Most girls wore a dress, sun-tan colored hosiery and white dress shoes under the purple gown. I wore lavender pantyhose, my purple shoes from prom, my brother’s Minneapolis Public School’s boys gym shorts that had been patched on the butt with boldly patterned fabric from a girl’s bikini. The ensemble was topped off with a T-shirt that had come in the mail after submitting postage and proof of purchase. It was pink and proclaimed “I’m Baby Soft”. It was 1981 and apparently that is what a leader looked like.

One might suspect that giving a speech would make one nervous but after a year of leading “Senior Home Rooms” on Wednesdays each week and a couple of years emceeing “Pep-Fests” that did not intimidate me at all. The anxiety-inducing portion of the evening was the reading of the graduates names, a task shared with my vice president. We announced them and they received their diploma cover (no diplomas until your gown is turned in and all text books and athletic equipment has been accounted for) and a handshake from the principal and other folks from the district.

You may wonder why reciting the names of the people you had gone to school with for years would be so taxing, so I’ll explain. A very large portion of my class was comprised of kids I had not gone to school with my whole life. They did not live in our corner of Minneapolis, they had been arriving by bus for the previous couple of years. Southwest had been selected a couple of years earlier to house the English as a Second Language (ESL) program for the city. In an unfortunate oversight, in what I am convinced would not happen today, there was very little explanation of who these people were, why they were here and most importantly what they had been through. Most were Hmong and Laotian and some were from Iran. Though they attended our school and we all ate in the same lunchroom, for the most part we were not classmates at all. It was years before I fully grasped the horrific circumstances many of these students had experienced before ever arriving in Minneapolis. When organizing class reunions I have been asked why none of our Vietnamese classmates attend. Though I mailed invites to the five and ten year gatherings to the addresses they lived at senior year I have never got any responses. I assume that high school memories for them are not a scrap-book filled with school activities and old dance photo’s but more of learning English and being thrust into a large and not terribly friendly building across town from where they lived. It was not until commencement rehearsal that I learned that Nguyen was pronounced more like “Win” than “Nugent”.

In looking back I wonder what any 17 year old who was born and raised in Minneapolis could possibly convey to the kid who grew up across the ocean or for that matter across the street. I talked about parents taking us to kindergarten in the fall of 1968 and I recited from Desiderata an encouragement to “Go placidly amid the noise and haste…” and I left them with the wisdom that I just heard again in a speech last week about ships being safe in harbor but that not being what ships are made for. As I write this, I realize that with both of my parents gone, I may be the only one that has retained any recollection of the content of my commencement address.
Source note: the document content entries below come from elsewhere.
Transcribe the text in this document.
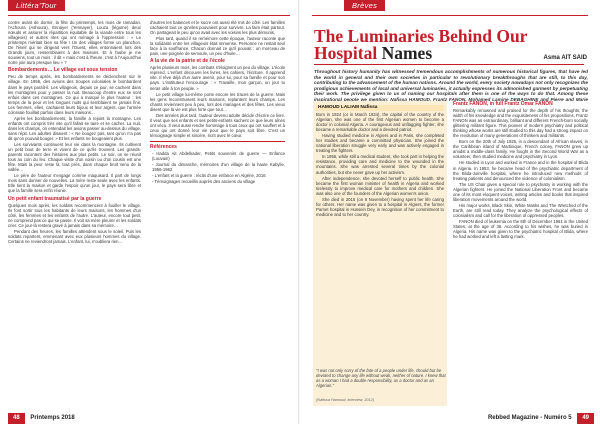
Littéra'Tour

contre avant de dormir, la fête du printemps, les mois de ramadan, l'Achoura (Ashoura), Ennayer (Yennayer), Louza (légume) deux nœuds et assurer la répartition équitable de la viande entre tous les villageois) et autres rites qui ont ménagé à l'oppression : « Le printemps méritait bien sa fête ! Un des villages forme un planchon. De l'éveil qui se dirigeait vers l'Ouest, elles entonnaient lors des Grands jours, ressemblaient à des maisons. Et à l'aube je me souviens, tout un mois : il dit « mais c'est à l'heure, c'est à l'Aujourd'hui notre joie aura presque lieu » ?

Bombardements… Le village est sous tension

Peu de temps après, les bombardements se déclenchent sur le village. En 1956, des avions des troupes coloniales le bombardent dans le pays paraît-il. Les villageois, depuis ce jour, se cachent dans les montagnes pour y passer la nuit. Beaucoup d'entre eux se sont enfuis dans ces montagnes. Ce qui a marqué le plus l'auteur : les temps de la peur et les longues nuits qui semblaient ne jamais finir. Les femmes, elles, cachaient leurs bijoux et leur argent, que l'armée coloniale fouillait parfois dans leurs maisons…

Après les bombardements, la famille a rejoint la montagne. Les enfants ont compris très vite qu'il fallait se taire et se cacher. La nuit, dans les champs, on entendait les avions passer au-dessus du village, sans répit. Les adultes disaient : « Ne bougez pas, tant qu'on n'a pas dit qu'on pouvait bouger. » Et les enfants ne bougeaient plus.

Les survivants continuent leur vie dans la montagne. Ils cultivent un petit bout de terre et vivent de ce qu'ils trouvent. Les grands-parents racontent des histoires aux plus petits. Le soir, on se réunit tous au coin du feu. Chaque visite d'un voisin ou d'un cousin est une fête. Mais la peur reste là, tout près, dans chaque bruit venu de la vallée…

Le père de l'auteur s'engage comme maquisard. Il part de longs mois sans donner de nouvelles. La mère reste seule avec les enfants. Elle tient la maison et garde l'espoir qu'un jour, le pays sera libre et que la famille sera enfin réunie.

Un petit enfant traumatisé par la guerre

Quelques mois après, les soldats recommencent à fouiller le village. Ils font sortir tous les habitants de leurs maisons, les hommes d'un côté, les femmes et les enfants de l'autre. L'auteur, encore tout petit, ne comprend pas ce qui se passe. Il voit sa mère pleurer et les soldats crier. Ce jour-là restera gravé à jamais dans sa mémoire…

Pendant des heures, les familles attendent sous le soleil. Puis les soldats repartent, emmenant avec eux plusieurs hommes du village. Certains ne reviendront jamais. L'enfant, lui, n'oubliera rien…

d'autres les balances et le sucre ont aussi été mis de côté. Les familles cachaient tout ce qu'elles pouvaient pour survivre. La faim était partout. On partageait le peu qu'on avait avec les voisins les plus démunis.

Plus tard, quand il se remémore cette époque, l'auteur raconte que la solidarité entre les villageois était immense. Personne ne restait seul face à la souffrance. Chacun donnait ce qu'il pouvait : un morceau de pain, une poignée de semoule, un peu d'huile…

A la vie de la patrie et de l'école

Après plusieurs mois, les combats s'éloignent un peu du village. L'école reprend. L'enfant découvre les livres, les cahiers, l'écriture. Il apprend vite. Il rêve déjà d'un autre avenir, pour lui, pour sa famille et pour son pays. L'instituteur l'encourage : « Travaille, mon garçon, un jour tu seras utile à ton peuple. »

Le petit village lui-même porte encore les traces de la guerre. Mais les gens reconstruisent leurs maisons, replantent leurs champs. Les chants reviennent peu à peu, lors des mariages et des fêtes. Les vieux disent que la vie est plus forte que tout…

Des années plus tard, l'auteur devenu adulte décide d'écrire ce livre. Il veut que ses enfants et ses petits-enfants sachent ce que leurs aînés ont vécu. Il veut aussi rendre hommage à tous ceux qui ont souffert et à ceux qui ont donné leur vie pour que le pays soit libre. C'est un témoignage simple et sincère, écrit avec le cœur.

Références
- Hadda Ait Abdelkader, Petits souvenirs de guerre — Enfance (Louvain)
- Journal du dimanche, mémoires d'un village de la haute Kabylie, 1956-1962
- L'enfant et la guerre : récits d'une enfance en Algérie, 2016
- Témoignages recueillis auprès des anciens du village
48 Printemps 2018
Brèves
The Luminaries Behind Our
Hospital Names	Asma AIT SAID
Throughout history humanity has witnessed tremendous accomplishments of numerous historical figures, that have led the world in general and their own societies in particular to revolutionary breakthroughs that are still, to this day, contributing to the advancement of the human nations. Around the world, every society nowadays not only recognizes the prodigious achievements of local and universal luminaries, it actually expresses its admonished garment by perpetuating their work. The privilege given to us of naming our hospitals after them is one of the ways to do that. Among these inspirational people we mention: Nafissa HAMOUD, Frantz FANON, Mohamed Lamine DEBAGHINE and Pierre and Marie
HAMOUD LALIAM Nafissa

Born in 1924 (or in March 1924), the capital of the country of the Algerian, she was one of the first Algerian women to become a doctor in colonial Algeria. A courageous and unflagging fighter, she became a remarkable doctor and a devoted patriot.

Having studied medicine in Algiers and in Paris, she completed her studies and became a committed physician. She joined the national liberation struggle very early and was actively engaged in treating the fighters.

In 1955, while still a medical student, she took part in helping the resistance, providing care and medicine to the wounded in the mountains. She was arrested several times by the colonial authorities, but she never gave up her activism.

After independence, she devoted herself to public health. She became the first woman minister of health in Algeria and worked tirelessly to improve medical care for mothers and children. She was also one of the founders of the Algerian women's union.

She died in 2015 (on 6 November) having spent her life caring for others. Her name was given to a hospital in Algiers, the former Parnet hospital in Hussein Dey, in recognition of her commitment to medicine and to her country.

"I was not only sorry of the fate of a people under life, should but be devoted to change any life without weak, neither of nature. I knew that as a woman I had a double responsibility, as a doctor and as an Algerian."
(Nafissa Hamoud, interview, 2012)
Frantz FANON, in full Frantz Omar FANON

Remarkably renowned and praised for the depth of his thoughts, the width of his knowledge and the exquisiteness of his propositions, Frantz FANON was an extraordinary, brilliant and different French-born socially glittering militant figure. This pioneer of modern psychiatry and political thinking whose works are still studied to this day had a strong impact on the revolution of many generations of thinkers and militants.

Born on the 20th of July 1925, in a descendant of African slaves, in the Caribbean island of Martinique, French colony, FANON grew up amidst a middle-class family. He fought in the Second World War as a volunteer, then studied medicine and psychiatry in Lyon.

He studied in Lyon and worked in France and in the hospital of Blida in Algeria. In 1953, he became head of the psychiatric department of the Blida-Joinville hospital, where he introduced new methods of treating patients and denounced the violence of colonialism.

The US Chair gives a special role to psychiatry in working with the Algerian fighters. He joined the National Liberation Front and became one of its most eloquent voices, writing articles and books that inspired liberation movements around the world.

His major works, Black Skin, White Masks and The Wretched of the Earth, are still read today. They analyze the psychological effects of colonialism and call for the liberation of oppressed peoples.

FANON died of leukemia on the 6th of December 1961 in the United States, at the age of 36. According to his wishes, he was buried in Algeria. His name was given to the psychiatric hospital of Blida, where he had worked and left a lasting mark.

Rebbed Magazine - Numéro 5 49
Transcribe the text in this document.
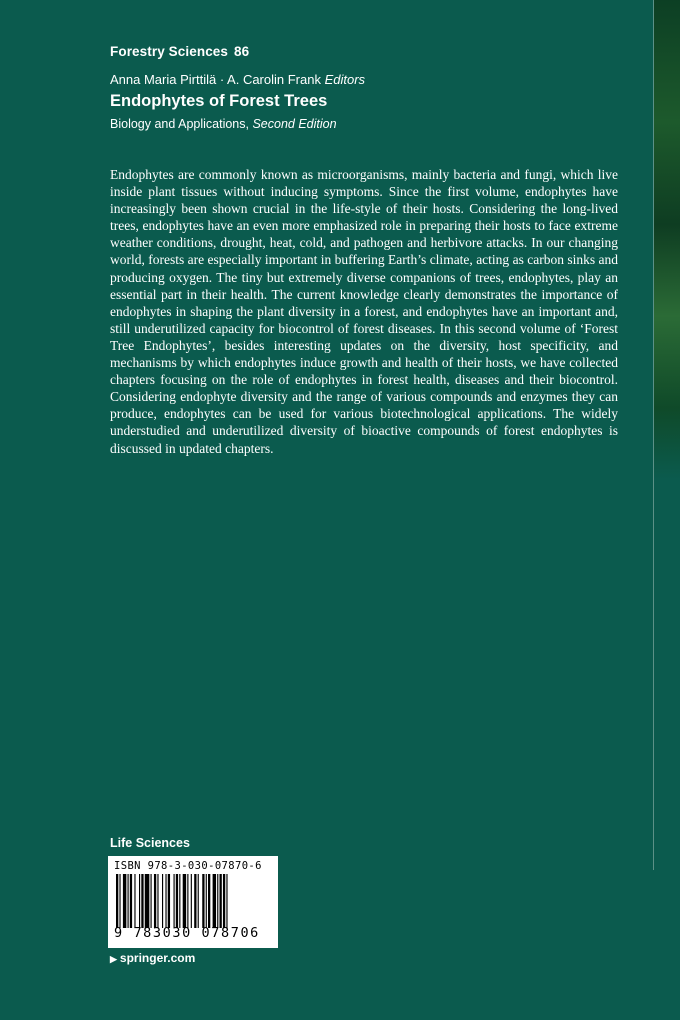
Forestry Sciences 86
Anna Maria Pirttilä · A. Carolin Frank Editors
Endophytes of Forest Trees
Biology and Applications, Second Edition
Endophytes are commonly known as microorganisms, mainly bacteria and fungi, which live inside plant tissues without inducing symptoms. Since the first volume, endophytes have increasingly been shown crucial in the life-style of their hosts. Considering the long-lived trees, endophytes have an even more emphasized role in preparing their hosts to face extreme weather conditions, drought, heat, cold, and pathogen and herbivore attacks. In our changing world, forests are especially important in buffering Earth’s climate, acting as carbon sinks and producing oxygen. The tiny but extremely diverse companions of trees, endophytes, play an essential part in their health. The current knowledge clearly demonstrates the importance of endophytes in shaping the plant diversity in a forest, and endophytes have an important and, still underutilized capacity for biocontrol of forest diseases. In this second volume of ‘Forest Tree Endophytes’, besides interesting updates on the diversity, host specificity, and mechanisms by which endophytes induce growth and health of their hosts, we have collected chapters focusing on the role of endophytes in forest health, diseases and their biocontrol. Considering endophyte diversity and the range of various compounds and enzymes they can produce, endophytes can be used for various biotechnological applications. The widely understudied and underutilized diversity of bioactive compounds of forest endophytes is discussed in updated chapters.
Life Sciences
ISBN 978-3-030-07870-6
9 783030 078706
▶ springer.com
So to answer my question of what did I commence at commencement, I say that leaving the security of the familiar is when one really begins to learn. So there was a lot that I learned entering Lake Harriet elementary in 1968 when I left the security of my home to begin  formal education and that the most valuable of my learning has taken place beyond the familiarity of Southwest High School. I truly did not have much life experience or wisdom to share with my classmates in June of 1981. Would a wise person really lecture “Boat People” on where ships are safe?